The matrix doesn’t address frequency because researchers often will not know a potential harm’s frequency until the study is underway.
"You can imagine all kinds of research where the people who are asked to participate have a different understanding of what minimal or moderate or significant risk would mean," he says. "So the matrix is a tool to try to help the researcher figure out how to describe a potential harm based on the type of harm and the severity of it," he explains.
An example of how differently scientists and a study population might view harm is what happened with the Havasupai Indians in Arizona over the past 24 years, Reitemeier says.
Researchers in 1990 obtained permission from the community to draw blood for research. Investigators initially hoped to learn more about the tribe’s high rate of diabetes.
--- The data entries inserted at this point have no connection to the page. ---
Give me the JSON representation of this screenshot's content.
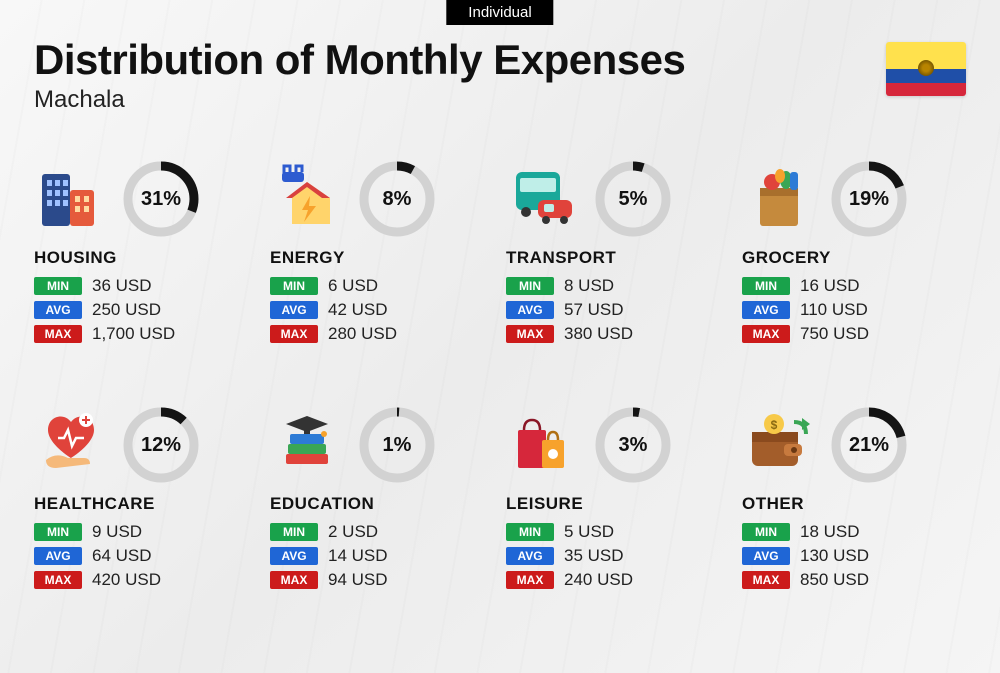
{
  "badge": "Individual",
  "title": "Distribution of Monthly Expenses",
  "subtitle": "Machala",
  "flag": {
    "top": "#ffe14d",
    "mid": "#1f4fa8",
    "bot": "#d6273b"
  },
  "labels": {
    "min": "MIN",
    "avg": "AVG",
    "max": "MAX"
  },
  "ring": {
    "track_color": "#d2d2d2",
    "progress_color": "#141414",
    "stroke_width": 9,
    "radius": 33
  },
  "tag_colors": {
    "min": "#19a24b",
    "avg": "#1f66d6",
    "max": "#cc1b1b"
  },
  "categories": [
    {
      "key": "housing",
      "name": "HOUSING",
      "percent": 31,
      "min": "36 USD",
      "avg": "250 USD",
      "max": "1,700 USD",
      "icon": "buildings"
    },
    {
      "key": "energy",
      "name": "ENERGY",
      "percent": 8,
      "min": "6 USD",
      "avg": "42 USD",
      "max": "280 USD",
      "icon": "energy-house"
    },
    {
      "key": "transport",
      "name": "TRANSPORT",
      "percent": 5,
      "min": "8 USD",
      "avg": "57 USD",
      "max": "380 USD",
      "icon": "bus-car"
    },
    {
      "key": "grocery",
      "name": "GROCERY",
      "percent": 19,
      "min": "16 USD",
      "avg": "110 USD",
      "max": "750 USD",
      "icon": "grocery-bag"
    },
    {
      "key": "healthcare",
      "name": "HEALTHCARE",
      "percent": 12,
      "min": "9 USD",
      "avg": "64 USD",
      "max": "420 USD",
      "icon": "heart-hand"
    },
    {
      "key": "education",
      "name": "EDUCATION",
      "percent": 1,
      "min": "2 USD",
      "avg": "14 USD",
      "max": "94 USD",
      "icon": "grad-books"
    },
    {
      "key": "leisure",
      "name": "LEISURE",
      "percent": 3,
      "min": "5 USD",
      "avg": "35 USD",
      "max": "240 USD",
      "icon": "shopping-bags"
    },
    {
      "key": "other",
      "name": "OTHER",
      "percent": 21,
      "min": "18 USD",
      "avg": "130 USD",
      "max": "850 USD",
      "icon": "wallet"
    }
  ]
}
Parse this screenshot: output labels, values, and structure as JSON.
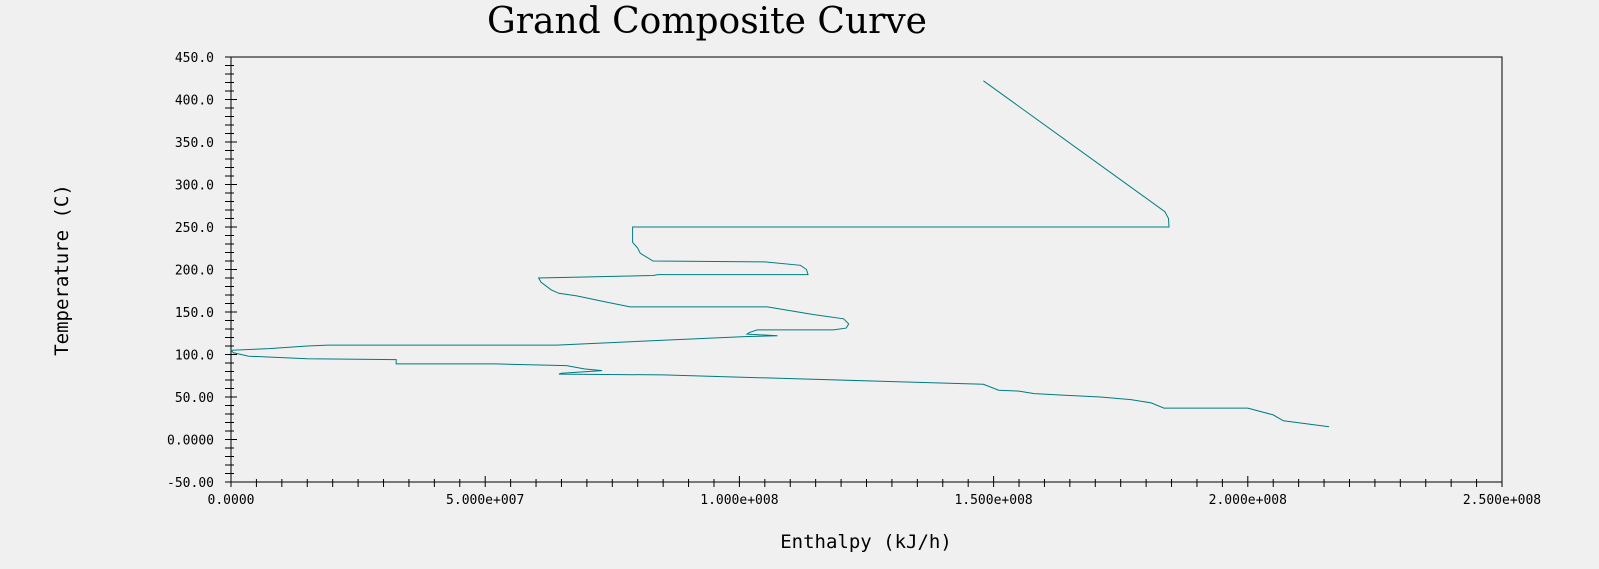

But over the years, the blood samples were used for other genetic research, including study into the tribe’s geographical origin.
"When they completed their research, they did a DNA analysis and determined these people came across the Bering Strait from Russia years ago," Reitemeier says. "This was upsetting to Native Americans because their culture said they had originated in the Grand Canyon."
Had the researcher or IRB anticipated this cultural and psychological harm, they could have provided better informed consent and took precautions to minimize the risk, he says.
The four rows of the matrix stipulating the severity of risk are these:
• No more than minimal risk. This is defined in the regulations as the risk you undertake if you are an average, normal, healthy person living in a safe environment, he says.
"It includes routine physical or psychological procedures or tests," he adds.
Blood tests and gathering information about height and weight are examples of no more than minimal risk.
• Minor increase over minimal risk. This one is ambiguously defined as more risk than minimal, but less than moderate, Reitemeier says.
• Moderate risk. "This is more harmful than most people would think about, but the harm has to be temporary," he explains. "It could last more than 24 hours, and it should be reversible with moderate discomfort, bodily function or pain."
Consider the risk associated with getting one’s tooth drilled or if someone’s private information is released with his or her identity attached and it appears to be socially embarrassing, he notes.
Consider psychological harm, defined subjectively, as upsetting, unwanted emotional responses, but not impairing, and they are transient.
"They go away after a while," Reitemeier says. "You might be sad and nervous and have your sleep disrupted, or it could be financial, a temporary or moderate financial cost or loss, a short absence from work where you lose wages, or it might be a waste of time if the research lacks scientific merit."
• High risk and life-threatening risk. "It is permissible for IRBs to review and approve research that carries that level of risk, but it has to have strong justification," Reitemeier says.
The matrix contains a series of examples of types of harm at different levels of risk. IRB reviewers can consult it when they’re trying to make a determination, and IRB staff can use it when trying to decide if a study is exempt or requires an expedited or full board review, he explains.